Pasquale Pinto, a Taranto dalla desolazione alla esperienza operaia
SCAFFALE «La terra di ferro e altre poesie (1971 – 1992)», a cura di Stefano Modeo per Marcos y Marcos
SCAFFALE «La terra di ferro e altre poesie (1971 – 1992)», a cura di Stefano Modeo per Marcos y Marcos
Pasquale Pinto prima fu poeta, poi operaio. All’Italsider entra nel 1964, lo stesso anno in cui ha inizio la produzione. Ma a vent’anni aveva cominciato a mettere in versi la sua vita in una città, Taranto, e in un luogo il Sud, in profonda trasformazione. Con La terra di ferro – e altre poesie (1971 – 1992) le edizioni Marcos y Marcos (pp. 144, euro 20) accresce la collana dedicata alla poesia operaia, inaugurata con un’antologia dedicata a Luigi Di Ruscio.
LA TERRA DI FERRO si rivela una terra di mezzo tra un paradiso perduto e un territorio desolato (dopo essere stato sfruttato). Questo è il punctum della poesia di Pinto, che coglie e ci rimanda il profondo cambiamento indotto dall’industrializzazione forzata del Mezzogiorno. «Contadini/ anche se oggi i pullman/ vi conducono lontano dalle campagne/ all’ala radunate tutte le foglie degli alberi». Sono i metalmezzadri di cui aveva scritto Walter Tobagi sul Corriere della Sera. La fabbrica ha finito per modificare anche la città, fino a piegarla. E dunque, la mutazione è anche di civiltà, antropologica. «Ho visto in un market/ crisantemi con rugiade artificiali e garofani di plastica/ turbarsi per l’odore di una mano».
Pinto s’inserisce in una linea poetica che si afferma alla fine degli anni ’70, cosiddetta «selvaggia», portata avanti da autori irregolari, nati nella fabbrica come Di Ruscio, o l’altro pugliese Tommaso di Ciaula. Le catene di montaggio e le linee di produzione diventano in forma-tardo realistica i luoghi naturali dello sfruttamento. Drammaticamente profetiche sono le sue ultime poesie dedicate alle morti sul lavoro.
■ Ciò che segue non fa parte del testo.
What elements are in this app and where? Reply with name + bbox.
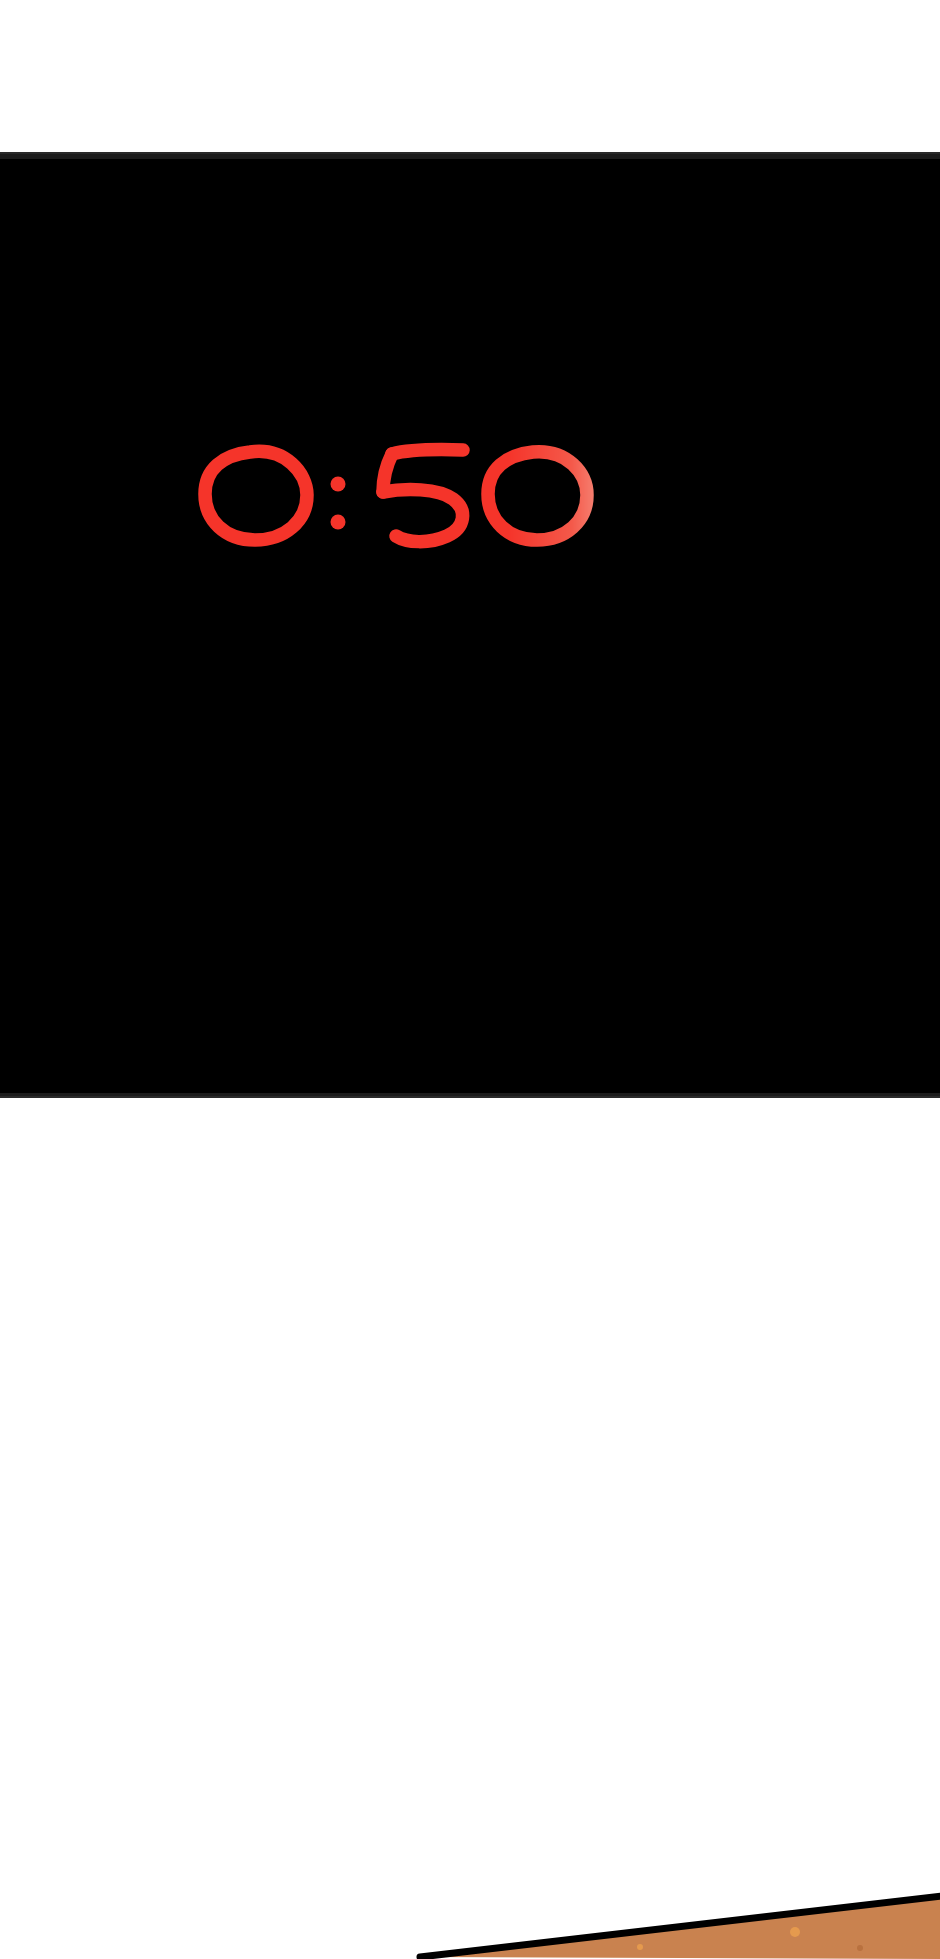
button[interactable]: Countdown timer showing 0:50 <box>0 0 940 1959</box>
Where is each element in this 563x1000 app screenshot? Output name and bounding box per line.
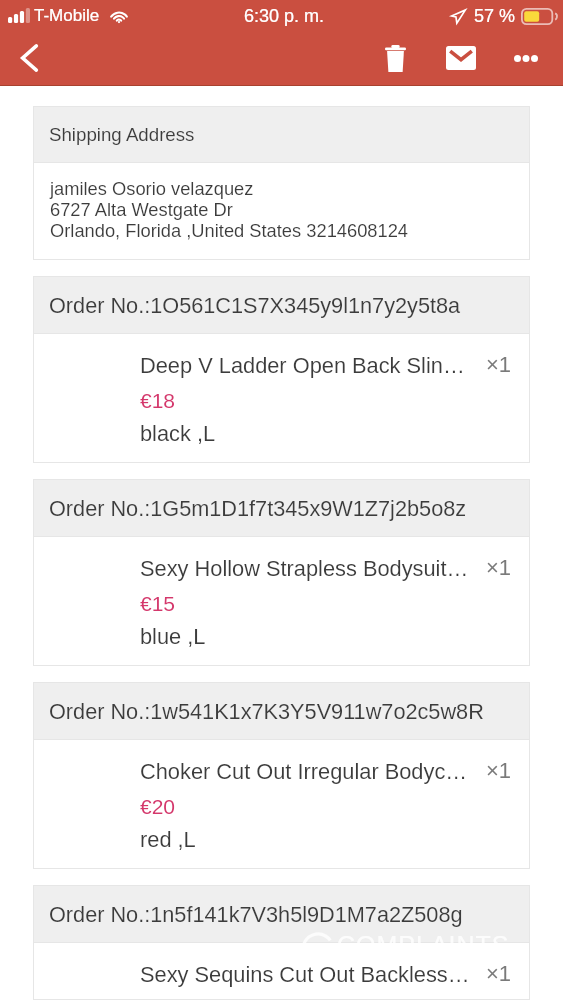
staticText: black ,L (140, 421, 216, 445)
staticText: €18 (140, 389, 176, 421)
staticText: Shipping Address (49, 124, 195, 145)
staticText: 6:30 p. m. (244, 6, 325, 26)
button[interactable]: Delete (363, 31, 428, 85)
button[interactable]: Mail (428, 31, 493, 85)
staticText: Order No.:1n5f141k7V3h5l9D1M7a2Z508g (49, 902, 463, 926)
button[interactable]: Order No.:1w541K1x7K3Y5V911w7o2c5w8R (33, 682, 530, 869)
staticText: Sexy Sequins Cut Out Backless… (140, 962, 470, 998)
staticText: Deep V Ladder Open Back Slin… (140, 353, 465, 389)
staticText: ×1 (486, 758, 512, 783)
staticText: ×1 (486, 961, 512, 986)
staticText: Choker Cut Out Irregular Bodyc… (140, 759, 468, 795)
staticText: red ,L (140, 827, 196, 851)
staticText: Sexy Hollow Strapless Bodysuit… (140, 556, 469, 592)
staticText: €20 (140, 795, 176, 827)
staticText: 57 % (474, 6, 516, 26)
staticText: Order No.:1G5m1D1f7t345x9W1Z7j2b5o8z (49, 496, 467, 520)
staticText: ×1 (486, 555, 512, 580)
staticText: €12 (140, 998, 176, 1000)
staticText: ×1 (486, 352, 512, 377)
button[interactable]: Back (0, 31, 58, 85)
staticText: jamiles Osorio velazquez (50, 178, 254, 199)
staticText: 6727 Alta Westgate Dr (50, 199, 233, 220)
staticText: blue ,L (140, 624, 206, 648)
button[interactable]: Order No.:1n5f141k7V3h5l9D1M7a2Z508g (33, 885, 530, 1000)
button[interactable]: More options (493, 31, 558, 85)
staticText: Order No.:1O561C1S7X345y9l1n7y2y5t8a (49, 293, 461, 317)
staticText: Orlando, Florida ,United States 32146081… (50, 220, 409, 241)
staticText: COMPLAINTS (337, 931, 510, 959)
button[interactable]: Order No.:1G5m1D1f7t345x9W1Z7j2b5o8z (33, 479, 530, 666)
staticText: €15 (140, 592, 176, 624)
button[interactable]: Order No.:1O561C1S7X345y9l1n7y2y5t8a (33, 276, 530, 463)
staticText: T-Mobile (34, 6, 100, 25)
staticText: Order No.:1w541K1x7K3Y5V911w7o2c5w8R (49, 699, 484, 723)
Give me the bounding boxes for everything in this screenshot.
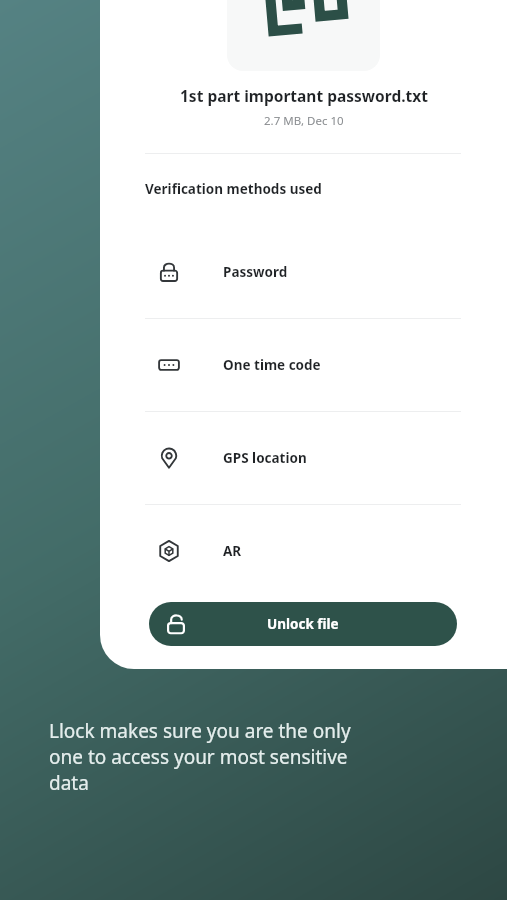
staticText: Verification methods used	[145, 180, 322, 198]
button[interactable]: Password	[100, 226, 507, 318]
staticText: one to access your most sensitive	[49, 744, 348, 770]
staticText: GPS location	[223, 449, 307, 467]
staticText: data	[49, 770, 89, 796]
button[interactable]: GPS location	[100, 412, 507, 504]
staticText: 2.7 MB, Dec 10	[264, 113, 344, 129]
button[interactable]: AR	[100, 505, 507, 597]
staticText: Llock makes sure you are the only	[49, 718, 351, 744]
button[interactable]: Unlock	[149, 602, 457, 646]
staticText: Unlock file	[267, 615, 339, 633]
staticText: One time code	[223, 356, 321, 374]
other: Unlock	[165, 613, 187, 635]
button[interactable]: One time code	[100, 319, 507, 411]
staticText: AR	[223, 542, 242, 560]
staticText: 1st part important password.txt	[180, 85, 428, 106]
staticText: Password	[223, 263, 288, 281]
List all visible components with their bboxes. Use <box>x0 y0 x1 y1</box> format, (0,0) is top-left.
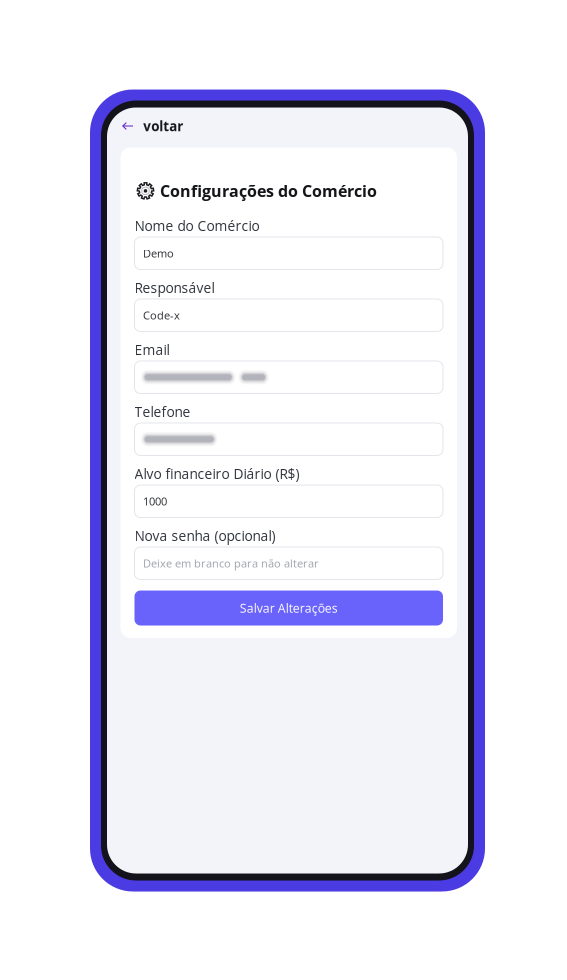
staticText: Email <box>134 340 170 359</box>
staticText: Configurações do Comércio <box>160 180 377 202</box>
staticText: Alvo financeiro Diário (R$) <box>134 464 300 483</box>
staticText: Code-x <box>143 308 180 323</box>
staticText: Deixe em branco para não alterar <box>143 556 319 571</box>
staticText: voltar <box>143 117 183 135</box>
staticText: Demo <box>143 246 174 261</box>
button[interactable]: Salvar Alterações <box>134 590 443 626</box>
staticText: 1000 <box>143 494 167 509</box>
staticText: Salvar Alterações <box>240 600 338 616</box>
staticText: Telefone <box>134 402 190 421</box>
staticText: Responsável <box>134 278 214 297</box>
staticText: Nome do Comércio <box>134 216 260 235</box>
button[interactable]: voltar <box>107 108 468 144</box>
staticText: Nova senha (opcional) <box>134 526 276 545</box>
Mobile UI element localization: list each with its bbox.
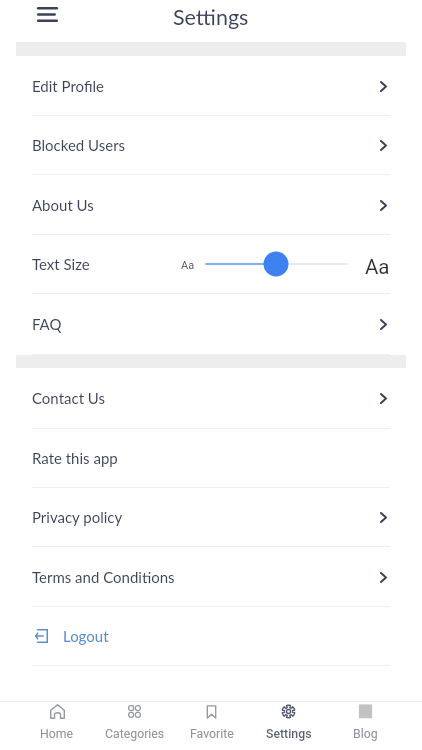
button[interactable]: Blog: [327, 702, 404, 750]
staticText: Text Size: [32, 255, 90, 273]
staticText: Privacy policy: [32, 508, 123, 526]
button[interactable]: Contact Us: [0, 368, 422, 428]
button[interactable]: Menu: [30, 0, 64, 28]
button[interactable]: Terms and Conditions: [0, 547, 422, 606]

L’ESPERIENZA OPERAIA da cui scaturisce la poetica di Pinto non è, tuttavia, una gabbia. Come scrive uno dei direttori della collana, Fabio Pusterla, la fabbrica «si apre a una più vasta dimensione metaforica, nel bilico costante tra spietata rappresentazione della devastazione (di esistenze, di paesaggi, di comunità) e audacia dello sguardo che spinge verso un orizzonte ancora utopico».
Per Simone Giorgino, che firma la prefazione, la poesia di Pinto «innesta nel tronco di una tradizione lirica meridionale una ‘gemma’ di poesia civile, rivolta a rappresentare, nel blues del suo rapsodico dettato, la perturbante eterotopia d’una fabbrica d’acciaio».
COSTRUIRONO UN MOSTRO, e lo hanno chiamato progresso. «Un paesaggio classico è stato letteralmente messo a ferro e fuoco. Gli ulivi, il sole e le cicale rappresentavano sonno, rassegnazione, miseria. Ora qui gli uomini hanno costruito una cattedrale immensa, di metallo e di vetro, per scatenarvi dentro il mosto infuocato chiamato acciaio, e che significa vita», così le parole di Dino Buzzati nel 1962 per il docu-film Il pianeta acciaio di Emilio Marsili, suonano oggi atroci e beffarde.
Questa poesia testimonia anche la deformazione di una città che doveva diventare un moderno centro industrializzato, ed è, invece, rimasta dolorante, malinconicamente appesa alla sua antichità dorata. Il merito di questo libro non è solo quello di farci (ri)scoprire un’altra potente voce della linea poetica meridionale, su cui hanno scritto, tra gli altri, Giacinto Spagnoletti e Giorgio Caproni; ma anche quello di rinnovare l’affetto per Taranto, il simbolo della miopia, se non del fallimento, dello sviluppo industriale di una nazione.
STEFANO MODEO che ha curato l’opera, anch’egli poeta e tarantino, ci fa condividere un vero e proprio atto d’amore. Lungo, appassionato e difficile è stato il suo lavoro di recupero di testi ormai introvabili. Il risultato finale è di grande e duraturo merito.
«Chi parlerà di voi uomini rossi/ senza età senza bestemmie?/ Chi parlerà dei vostri Natali/ accanto alla ghisa lontano dai canneti/ ove vivono gli ultimi gabbiani?». Alla fine, qualcuno ha ricordato. Qualcuno ha parlato.